A definitive answer for the change needs to come from Boeing/Honeywell. As far as I've looked, the rationale was not made public.
I can address two points you've raised:
This makes perfect sense to me and should have improved safety.
Was there something wrong with the 777 ADIRU?
The 777's fault-tolerant IRS presents different hazards. When the system was unveiled c. 1995, it was revolutionary. Something that comes around in the avionics industry once every 10 to 15 years as this Boeing paper (paywall) put it.
In the world of commercial avionics, major changes occur only every 10 to 15 years, usually on an all-new airplane. The Boeing 777's Fault Tolerant Air Data Inertial Reference System represents the third generation of its kind. The predominantly mechanical/analog systems of the early 747 gave way to solid-state, digital ones on the 767. These have now been supplanted on the 777 by the integrated fault-tolerant FT-ADIRS. Unlike the second generation, which replaced analog units one-for-one with digital, the 777 FT-ADIRS has a radically new architecture.
But then Malaysia Airlines Flight 124 (official report) happened in 2005.
The quick summary is that an accelerometer had failed in 2001 (4 years before the incident). And the system (being fault-tolerant) masked the fault and stopped using input from that accelerometer. That was as designed, and the cost-saving benefit of the system allowed the plane to continue to fly without needing to swap the unit or degrade its dispatch.
But when a second accelerometer failed in-flight in 2005, a software bug resulted in the unit using data from the first accelerometer that had failed back in 2001. The investigation could not dive into the specifics of the bug due to the commercial sensitivity of the software. It has been since fixed.
Disaster was averted in part because of some lines of code that were not required in service (only in testing) that Boeing had decided to leave them in. Namely a mid-value function that smoothed the erroneous output with the good output from the SAARU. (SAARU being the backup unit on the 777 that provides attitude data. It is similar in function to the ATT mode shown in the 737 and 747 panels in the question, but it doesn't have a manual selector. It requires the FT-ADIRS to correctly recognize it has failed.)
Side note: On the 777 pressing the on/off button in-flight does nothing.
In flight, system logic prevents the ADIRU from becoming unpowered if the ADIRU switch is inadvertently switched OFF (777 FCOM § 6.11).
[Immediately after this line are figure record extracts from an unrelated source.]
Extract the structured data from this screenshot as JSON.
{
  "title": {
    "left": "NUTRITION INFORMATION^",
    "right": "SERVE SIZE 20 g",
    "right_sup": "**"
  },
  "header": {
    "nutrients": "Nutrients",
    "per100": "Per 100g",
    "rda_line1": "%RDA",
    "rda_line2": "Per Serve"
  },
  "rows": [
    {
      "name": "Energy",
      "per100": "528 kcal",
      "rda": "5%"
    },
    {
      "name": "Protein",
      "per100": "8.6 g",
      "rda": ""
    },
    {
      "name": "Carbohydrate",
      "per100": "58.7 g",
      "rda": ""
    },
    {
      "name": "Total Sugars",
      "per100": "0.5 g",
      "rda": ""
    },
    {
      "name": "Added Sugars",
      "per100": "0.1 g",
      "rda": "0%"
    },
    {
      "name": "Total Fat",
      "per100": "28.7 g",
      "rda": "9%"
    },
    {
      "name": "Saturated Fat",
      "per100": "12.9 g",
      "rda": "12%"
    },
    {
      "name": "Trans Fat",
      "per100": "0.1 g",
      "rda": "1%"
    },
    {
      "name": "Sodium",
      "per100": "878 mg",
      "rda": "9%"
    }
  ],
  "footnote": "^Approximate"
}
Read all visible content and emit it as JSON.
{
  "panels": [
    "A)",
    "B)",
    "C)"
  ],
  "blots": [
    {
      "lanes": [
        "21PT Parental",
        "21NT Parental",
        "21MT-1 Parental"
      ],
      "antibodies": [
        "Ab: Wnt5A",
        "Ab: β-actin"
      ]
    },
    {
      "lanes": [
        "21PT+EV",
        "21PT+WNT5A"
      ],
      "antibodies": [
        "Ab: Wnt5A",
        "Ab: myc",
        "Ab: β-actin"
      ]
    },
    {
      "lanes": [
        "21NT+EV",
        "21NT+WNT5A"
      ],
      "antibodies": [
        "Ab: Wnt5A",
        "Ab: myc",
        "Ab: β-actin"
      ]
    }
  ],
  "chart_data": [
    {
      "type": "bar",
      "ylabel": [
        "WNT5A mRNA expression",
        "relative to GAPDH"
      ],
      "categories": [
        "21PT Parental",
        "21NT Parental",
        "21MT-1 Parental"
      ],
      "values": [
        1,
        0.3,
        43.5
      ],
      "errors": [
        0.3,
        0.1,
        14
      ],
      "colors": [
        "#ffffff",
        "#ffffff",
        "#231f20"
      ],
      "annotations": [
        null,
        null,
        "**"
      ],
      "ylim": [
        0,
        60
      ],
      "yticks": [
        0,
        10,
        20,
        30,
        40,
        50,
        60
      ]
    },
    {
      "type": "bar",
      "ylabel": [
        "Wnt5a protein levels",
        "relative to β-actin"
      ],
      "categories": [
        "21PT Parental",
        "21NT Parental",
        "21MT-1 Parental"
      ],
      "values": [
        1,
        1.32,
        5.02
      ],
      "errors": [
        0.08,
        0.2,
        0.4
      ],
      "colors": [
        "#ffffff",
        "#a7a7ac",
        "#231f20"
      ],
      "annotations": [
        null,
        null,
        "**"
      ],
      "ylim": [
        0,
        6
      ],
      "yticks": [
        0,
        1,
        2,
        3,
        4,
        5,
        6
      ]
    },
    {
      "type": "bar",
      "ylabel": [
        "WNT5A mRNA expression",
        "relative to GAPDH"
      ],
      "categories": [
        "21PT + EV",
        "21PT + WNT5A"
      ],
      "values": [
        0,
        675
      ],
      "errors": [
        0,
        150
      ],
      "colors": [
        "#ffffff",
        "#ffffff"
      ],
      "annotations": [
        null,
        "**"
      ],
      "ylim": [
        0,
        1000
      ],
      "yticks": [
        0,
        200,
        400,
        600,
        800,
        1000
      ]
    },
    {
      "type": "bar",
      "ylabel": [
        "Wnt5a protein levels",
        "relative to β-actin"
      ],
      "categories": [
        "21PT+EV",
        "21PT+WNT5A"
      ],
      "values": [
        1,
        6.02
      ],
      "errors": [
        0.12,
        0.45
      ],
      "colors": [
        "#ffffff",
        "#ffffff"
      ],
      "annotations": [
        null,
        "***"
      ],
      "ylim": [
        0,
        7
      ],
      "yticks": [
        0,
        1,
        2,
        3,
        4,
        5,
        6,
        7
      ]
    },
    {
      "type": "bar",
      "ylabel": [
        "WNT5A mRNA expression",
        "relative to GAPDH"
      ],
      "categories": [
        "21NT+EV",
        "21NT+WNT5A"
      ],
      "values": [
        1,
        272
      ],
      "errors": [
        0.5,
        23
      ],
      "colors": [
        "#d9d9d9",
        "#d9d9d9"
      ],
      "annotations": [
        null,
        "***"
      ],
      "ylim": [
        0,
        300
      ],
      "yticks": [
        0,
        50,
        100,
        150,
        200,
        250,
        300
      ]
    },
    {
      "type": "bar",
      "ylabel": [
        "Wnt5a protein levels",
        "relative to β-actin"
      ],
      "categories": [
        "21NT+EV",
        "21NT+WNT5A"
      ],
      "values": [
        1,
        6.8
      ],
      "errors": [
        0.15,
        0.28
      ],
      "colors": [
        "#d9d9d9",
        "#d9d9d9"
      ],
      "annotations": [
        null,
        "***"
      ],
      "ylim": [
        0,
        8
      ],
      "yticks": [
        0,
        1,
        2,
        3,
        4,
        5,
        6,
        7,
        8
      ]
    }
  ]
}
Two researchers from NASA and University of Glasgow studied this incident in 2007, and part of their conclusion was:
(...) the benefits of fault masking in redundant systems also create new hazards. When service teams fail to identify underlying failures during major maintenance procedures, aircraft may continue to be operated without the additional assurance provided by redundancy. The potential consequences of this hazard are compounded by the effects of fault masking for operational staff. They will not be aware of the underlying faults that affect their application. When subsequent failures finally compromise the use of redundant systems, flight crews will be faced with unanticipated problems.
A 2012 FAA report on Flight-Critical Systems Design Assurance looked into that incident (among others):
[Research] data showed more than a tenfold increase in overall failure probability after a first instrument failure [a reference to the aforementioned accelerometer], which was hardly a basis for permitting a nonorthogonal array with one failed accelerometer to be flown for 4 years without repair.
And from the report's conclusion:
(...) the tendency toward higher complexity in both operating modes and redundancy management (RM) raises concerns about the ability to completely test the system under all conditions as well as to assess pilot proficiency in mastering all the available resources under emergency conditions.
That already hints at a certification nightmare for any new such equipment.
The official incident recreation was uploaded to YouTube unofficially, with added sound, which can be viewed here. Note the pitching up and the simultaneous and contradictory stick shaker/overspeed warnings.